Ter o prazer de navegar pelo litoral da Austrália é para poucos. Encontrar um bando de dragões azuis (blue dragon; cientificamente, “Glaucus atlanticus”) nadando – ou melhor, deixando-se arrastar pela correnteza – é um privilégio ainda maior. Na verdade, o dragão azul vive em todas as águas temperadas e tropicais, mas as maiores “frotas” foram identificadas no nordeste australiano. Também são relativamente abundantes na África do Sul (sul e leste) e em Moçambique.
O dragão azul (também chamado de frota azul e andorinha do mar) é uma das espécies dos moluscos nudibrânquios, um grande filo de invertebrados marinhos (que compreende as ostras e as lulas). Os nudibrânquios coloridos costumam habitar águas profundas; apesar de a beleza ser a razão de muitos criadores tentarem levá-los para os aquários, eles simplesmente perdem a cor quando se aproximam da superfície.
Este é o principal motivo da “bênção” de avistar um dragão azul: o bando colore a água com azul-turquesa ou azul-cobalto. Seus parentes mais próximos de nós – as lesmas – não chamam tanta atenção, e às vezes provocam muito asco. Os “atlanticus”, no entanto, são um colírio para os olhos.
Características físicas do dragão azul
A lesminha (o Glaucus atlanticus é uma espécie de lesma pelágica, do latim “pelagos”, que significa “mar aberto”) tem um corpo alongado e achatado, dotado de seis apêndices, que se ramificam em estrelas, com tiras prateadas. Ela é minúscula (apenas três a quatro centímetros, com alguns poucos indivíduos atingindo os oito centímetros), mas, como sempre navega em grandes grupos, provoca um efeito especial na água marinha.
O dragão azul é hermafrodita, apresentando órgãos sexuais masculinos e femininos. Cada espécime produz de quatro a seis cargas de ovos por hora, podendo atingir a produção de nove mil ovos por dia. Ele raramente é visto, porque é dotado com uma bolsa de ar no abdômen (permite a respiração por longos períodos, sem necessidade de vir à tona): quem estiver pensando em avistar um bando, precisa procurar um dia com muito vento, ou logo após uma tempestade.
O dragão azul é uma espécie muito bem adaptada. A coloração escura ventral esconde os espécimes das aves que adoram um sashimi, enquanto o dorso mais claro oculta as lesminhas dos olhares ávidos dos peixes (eles flutuam de barriga para cima). No entanto, evolução é evolução: alguns peixes pelágicos desenvolveram olhos especialmente aptos a identificar e devorar estes moluscos.
O perigo
O prazer intenso, no entanto, fica apenas no olhar. O Glaucus atlanticus é capaz de injetar nematocistos extremamente perigosos através da pele humana (é a sua forma de caça). Os inoculadores ficam nas extremidades das “estrelas”.

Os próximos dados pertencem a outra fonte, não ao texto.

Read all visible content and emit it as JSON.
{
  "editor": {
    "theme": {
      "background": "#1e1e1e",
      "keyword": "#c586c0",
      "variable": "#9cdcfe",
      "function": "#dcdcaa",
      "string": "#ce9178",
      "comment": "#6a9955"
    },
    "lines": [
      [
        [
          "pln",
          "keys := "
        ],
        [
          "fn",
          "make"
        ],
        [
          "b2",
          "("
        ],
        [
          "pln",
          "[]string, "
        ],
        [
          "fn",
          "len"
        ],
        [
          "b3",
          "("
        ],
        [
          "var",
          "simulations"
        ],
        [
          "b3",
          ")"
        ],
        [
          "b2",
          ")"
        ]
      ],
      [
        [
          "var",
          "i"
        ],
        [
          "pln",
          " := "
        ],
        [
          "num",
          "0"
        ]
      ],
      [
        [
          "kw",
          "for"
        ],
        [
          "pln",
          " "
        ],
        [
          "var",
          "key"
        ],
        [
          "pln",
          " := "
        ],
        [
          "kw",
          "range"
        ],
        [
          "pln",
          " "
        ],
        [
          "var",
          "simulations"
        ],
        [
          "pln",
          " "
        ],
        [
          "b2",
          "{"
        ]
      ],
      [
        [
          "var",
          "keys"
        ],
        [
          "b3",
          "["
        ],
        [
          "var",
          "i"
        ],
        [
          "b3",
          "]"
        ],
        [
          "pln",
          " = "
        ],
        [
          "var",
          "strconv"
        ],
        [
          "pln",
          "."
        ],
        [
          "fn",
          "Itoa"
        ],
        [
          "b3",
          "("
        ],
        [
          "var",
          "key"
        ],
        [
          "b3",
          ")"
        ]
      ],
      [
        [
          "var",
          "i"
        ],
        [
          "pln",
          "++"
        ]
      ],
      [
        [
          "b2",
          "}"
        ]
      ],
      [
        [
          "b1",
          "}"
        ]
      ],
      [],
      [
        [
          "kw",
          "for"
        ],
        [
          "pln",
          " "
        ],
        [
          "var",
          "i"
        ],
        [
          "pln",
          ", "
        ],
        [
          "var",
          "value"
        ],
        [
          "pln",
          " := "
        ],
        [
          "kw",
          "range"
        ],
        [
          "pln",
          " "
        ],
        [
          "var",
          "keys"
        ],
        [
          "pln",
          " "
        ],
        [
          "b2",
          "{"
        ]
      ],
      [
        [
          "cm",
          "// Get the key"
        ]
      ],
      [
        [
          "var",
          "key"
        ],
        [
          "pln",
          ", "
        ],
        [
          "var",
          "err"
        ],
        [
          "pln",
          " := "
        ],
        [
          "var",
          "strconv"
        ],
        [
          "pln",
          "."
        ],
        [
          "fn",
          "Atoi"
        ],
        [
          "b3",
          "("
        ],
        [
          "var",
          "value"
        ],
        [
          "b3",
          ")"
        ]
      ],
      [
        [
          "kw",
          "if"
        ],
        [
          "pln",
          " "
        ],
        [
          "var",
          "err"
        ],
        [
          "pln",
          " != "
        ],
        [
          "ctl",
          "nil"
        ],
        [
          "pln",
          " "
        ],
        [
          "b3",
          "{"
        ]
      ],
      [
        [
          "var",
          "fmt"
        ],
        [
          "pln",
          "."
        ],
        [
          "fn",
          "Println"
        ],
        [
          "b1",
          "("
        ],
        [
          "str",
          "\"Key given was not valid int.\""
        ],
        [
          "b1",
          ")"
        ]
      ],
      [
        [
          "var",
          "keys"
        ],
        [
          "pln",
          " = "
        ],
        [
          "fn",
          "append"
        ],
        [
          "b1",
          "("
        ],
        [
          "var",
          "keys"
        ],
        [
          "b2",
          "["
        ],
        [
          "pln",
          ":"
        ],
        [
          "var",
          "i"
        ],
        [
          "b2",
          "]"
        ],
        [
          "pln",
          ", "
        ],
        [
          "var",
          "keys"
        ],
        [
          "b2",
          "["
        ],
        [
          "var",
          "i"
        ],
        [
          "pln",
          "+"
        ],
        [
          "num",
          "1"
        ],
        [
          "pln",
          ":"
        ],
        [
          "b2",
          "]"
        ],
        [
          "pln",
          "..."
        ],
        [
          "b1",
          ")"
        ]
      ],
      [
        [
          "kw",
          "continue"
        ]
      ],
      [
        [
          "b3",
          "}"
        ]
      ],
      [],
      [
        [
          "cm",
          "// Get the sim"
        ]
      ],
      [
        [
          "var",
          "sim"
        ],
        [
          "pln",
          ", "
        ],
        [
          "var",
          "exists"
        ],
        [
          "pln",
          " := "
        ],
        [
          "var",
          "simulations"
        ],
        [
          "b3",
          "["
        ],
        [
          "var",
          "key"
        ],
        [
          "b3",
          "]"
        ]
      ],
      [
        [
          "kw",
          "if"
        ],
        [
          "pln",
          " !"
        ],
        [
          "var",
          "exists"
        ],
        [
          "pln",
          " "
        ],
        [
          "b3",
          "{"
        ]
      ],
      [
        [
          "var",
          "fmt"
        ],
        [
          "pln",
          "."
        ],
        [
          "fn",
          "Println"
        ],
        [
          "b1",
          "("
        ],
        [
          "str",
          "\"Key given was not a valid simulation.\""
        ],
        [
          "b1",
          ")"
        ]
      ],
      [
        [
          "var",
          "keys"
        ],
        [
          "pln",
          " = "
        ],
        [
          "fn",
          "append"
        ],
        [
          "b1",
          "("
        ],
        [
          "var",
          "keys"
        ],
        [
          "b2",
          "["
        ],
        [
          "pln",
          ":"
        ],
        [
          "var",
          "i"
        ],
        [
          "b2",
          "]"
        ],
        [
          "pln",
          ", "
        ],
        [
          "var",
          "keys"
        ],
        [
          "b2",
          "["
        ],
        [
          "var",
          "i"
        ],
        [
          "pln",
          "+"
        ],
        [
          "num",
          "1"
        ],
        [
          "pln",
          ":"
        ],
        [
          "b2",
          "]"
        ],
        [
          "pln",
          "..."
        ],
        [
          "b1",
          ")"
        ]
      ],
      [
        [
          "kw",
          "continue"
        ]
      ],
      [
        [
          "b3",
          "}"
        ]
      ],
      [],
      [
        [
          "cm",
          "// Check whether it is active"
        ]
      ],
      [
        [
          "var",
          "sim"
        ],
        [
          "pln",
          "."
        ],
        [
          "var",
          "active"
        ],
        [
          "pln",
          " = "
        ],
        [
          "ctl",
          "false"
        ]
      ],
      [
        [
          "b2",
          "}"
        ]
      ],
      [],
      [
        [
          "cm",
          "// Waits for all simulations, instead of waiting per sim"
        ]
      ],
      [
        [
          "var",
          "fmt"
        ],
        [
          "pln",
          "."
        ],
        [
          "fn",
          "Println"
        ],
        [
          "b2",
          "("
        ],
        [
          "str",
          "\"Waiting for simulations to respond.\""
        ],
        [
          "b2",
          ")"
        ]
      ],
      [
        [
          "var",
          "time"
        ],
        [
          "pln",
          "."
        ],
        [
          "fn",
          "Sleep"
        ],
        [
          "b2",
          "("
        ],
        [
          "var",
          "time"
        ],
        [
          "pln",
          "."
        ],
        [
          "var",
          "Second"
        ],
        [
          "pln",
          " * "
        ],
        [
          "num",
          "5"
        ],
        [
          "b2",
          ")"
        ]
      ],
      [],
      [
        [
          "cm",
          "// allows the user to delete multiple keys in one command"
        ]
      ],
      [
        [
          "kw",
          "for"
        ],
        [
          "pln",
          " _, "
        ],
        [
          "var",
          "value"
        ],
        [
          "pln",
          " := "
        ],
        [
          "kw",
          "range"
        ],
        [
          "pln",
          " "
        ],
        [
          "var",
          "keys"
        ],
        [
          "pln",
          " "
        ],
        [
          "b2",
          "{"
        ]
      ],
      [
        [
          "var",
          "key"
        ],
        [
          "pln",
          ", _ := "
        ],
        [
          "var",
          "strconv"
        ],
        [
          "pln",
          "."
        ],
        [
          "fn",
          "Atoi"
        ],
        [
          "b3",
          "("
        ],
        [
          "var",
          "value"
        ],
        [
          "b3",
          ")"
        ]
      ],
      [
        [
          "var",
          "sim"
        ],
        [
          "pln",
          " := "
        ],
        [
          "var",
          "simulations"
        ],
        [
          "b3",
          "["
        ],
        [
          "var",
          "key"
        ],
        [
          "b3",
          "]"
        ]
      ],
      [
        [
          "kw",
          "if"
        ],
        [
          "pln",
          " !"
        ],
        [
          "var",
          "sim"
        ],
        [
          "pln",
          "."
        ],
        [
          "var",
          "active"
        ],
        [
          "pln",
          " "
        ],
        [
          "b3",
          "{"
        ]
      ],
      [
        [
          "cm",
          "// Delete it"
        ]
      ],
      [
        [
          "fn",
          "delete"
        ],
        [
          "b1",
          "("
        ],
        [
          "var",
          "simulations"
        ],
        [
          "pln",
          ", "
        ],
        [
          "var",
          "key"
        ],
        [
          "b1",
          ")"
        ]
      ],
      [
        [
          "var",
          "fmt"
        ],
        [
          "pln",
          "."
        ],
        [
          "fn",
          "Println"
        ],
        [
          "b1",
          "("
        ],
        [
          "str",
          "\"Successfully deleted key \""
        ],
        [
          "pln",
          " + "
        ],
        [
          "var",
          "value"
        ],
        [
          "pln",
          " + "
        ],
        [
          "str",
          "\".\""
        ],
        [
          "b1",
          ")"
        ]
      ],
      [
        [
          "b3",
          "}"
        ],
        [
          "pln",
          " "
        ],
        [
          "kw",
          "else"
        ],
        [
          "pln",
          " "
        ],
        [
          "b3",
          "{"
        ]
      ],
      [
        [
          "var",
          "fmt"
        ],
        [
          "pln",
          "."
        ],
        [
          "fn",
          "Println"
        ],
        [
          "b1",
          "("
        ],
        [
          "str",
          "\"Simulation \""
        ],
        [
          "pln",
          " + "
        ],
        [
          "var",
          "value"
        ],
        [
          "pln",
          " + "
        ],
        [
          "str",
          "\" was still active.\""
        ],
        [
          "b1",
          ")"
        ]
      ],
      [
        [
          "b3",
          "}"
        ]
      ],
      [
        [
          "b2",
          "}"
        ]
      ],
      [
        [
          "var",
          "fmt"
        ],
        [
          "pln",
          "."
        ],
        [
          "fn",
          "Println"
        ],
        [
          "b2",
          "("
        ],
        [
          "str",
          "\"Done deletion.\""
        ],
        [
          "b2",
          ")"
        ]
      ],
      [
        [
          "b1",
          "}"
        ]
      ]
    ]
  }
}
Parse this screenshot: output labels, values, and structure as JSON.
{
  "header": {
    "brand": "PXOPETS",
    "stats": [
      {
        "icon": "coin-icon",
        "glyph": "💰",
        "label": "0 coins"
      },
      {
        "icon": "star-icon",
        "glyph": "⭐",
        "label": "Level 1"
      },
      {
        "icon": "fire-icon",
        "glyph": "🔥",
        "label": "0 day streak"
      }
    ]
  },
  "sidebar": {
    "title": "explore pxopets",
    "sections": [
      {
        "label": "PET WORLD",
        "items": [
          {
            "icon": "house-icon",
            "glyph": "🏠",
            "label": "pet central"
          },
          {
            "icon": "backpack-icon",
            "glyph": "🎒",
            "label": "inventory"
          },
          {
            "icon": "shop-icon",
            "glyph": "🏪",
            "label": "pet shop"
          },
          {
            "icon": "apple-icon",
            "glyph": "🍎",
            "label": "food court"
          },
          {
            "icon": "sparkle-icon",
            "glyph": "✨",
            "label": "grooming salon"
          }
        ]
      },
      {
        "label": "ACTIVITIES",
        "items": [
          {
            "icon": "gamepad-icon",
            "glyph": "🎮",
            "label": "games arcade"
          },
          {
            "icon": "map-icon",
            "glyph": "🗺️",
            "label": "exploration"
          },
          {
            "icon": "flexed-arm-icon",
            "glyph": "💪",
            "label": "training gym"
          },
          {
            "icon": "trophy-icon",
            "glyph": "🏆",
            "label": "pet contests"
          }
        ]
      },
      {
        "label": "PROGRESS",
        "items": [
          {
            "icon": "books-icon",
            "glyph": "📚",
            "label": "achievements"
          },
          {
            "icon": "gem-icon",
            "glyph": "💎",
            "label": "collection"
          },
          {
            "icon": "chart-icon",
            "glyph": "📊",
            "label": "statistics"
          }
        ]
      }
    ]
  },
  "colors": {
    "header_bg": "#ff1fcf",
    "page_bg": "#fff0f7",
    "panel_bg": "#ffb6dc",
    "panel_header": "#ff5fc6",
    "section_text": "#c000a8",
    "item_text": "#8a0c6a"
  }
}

Nematocistos são organelas ou cápsulas aderentes presentes em todos os animais celenterados. Estas estruturas se abrem ao toque e liberam substâncias tóxicas (tetramina, histamina, serotonina e hidroxitriptamina), que afetam o sistema nervoso central (SNC) e causam hemólise, erupções cutâneas, insuficiência renal, urticária, bolhas, necrose e muita dor.
Eles não produzem as toxinas naturalmente, mas conseguem armazenar o veneno de suas presas. A peçonha é armazenada nas extremidades justamente para não infectar o próprio dragão azul. Uma curiosidade: os nematocistos podem ser ainda mais perigosos, justamente por estarem armazenados em um único local.
Felizmente, o dragão azul injeta a peçonha muito lentamente para os nossos sentidos. Na verdade, esta é uma estratégia para que as suas presas (principalmente os hidrozoários, como as medusas e caravelas portuguesas) só percebam o perigo quando não há mais nada a fazer.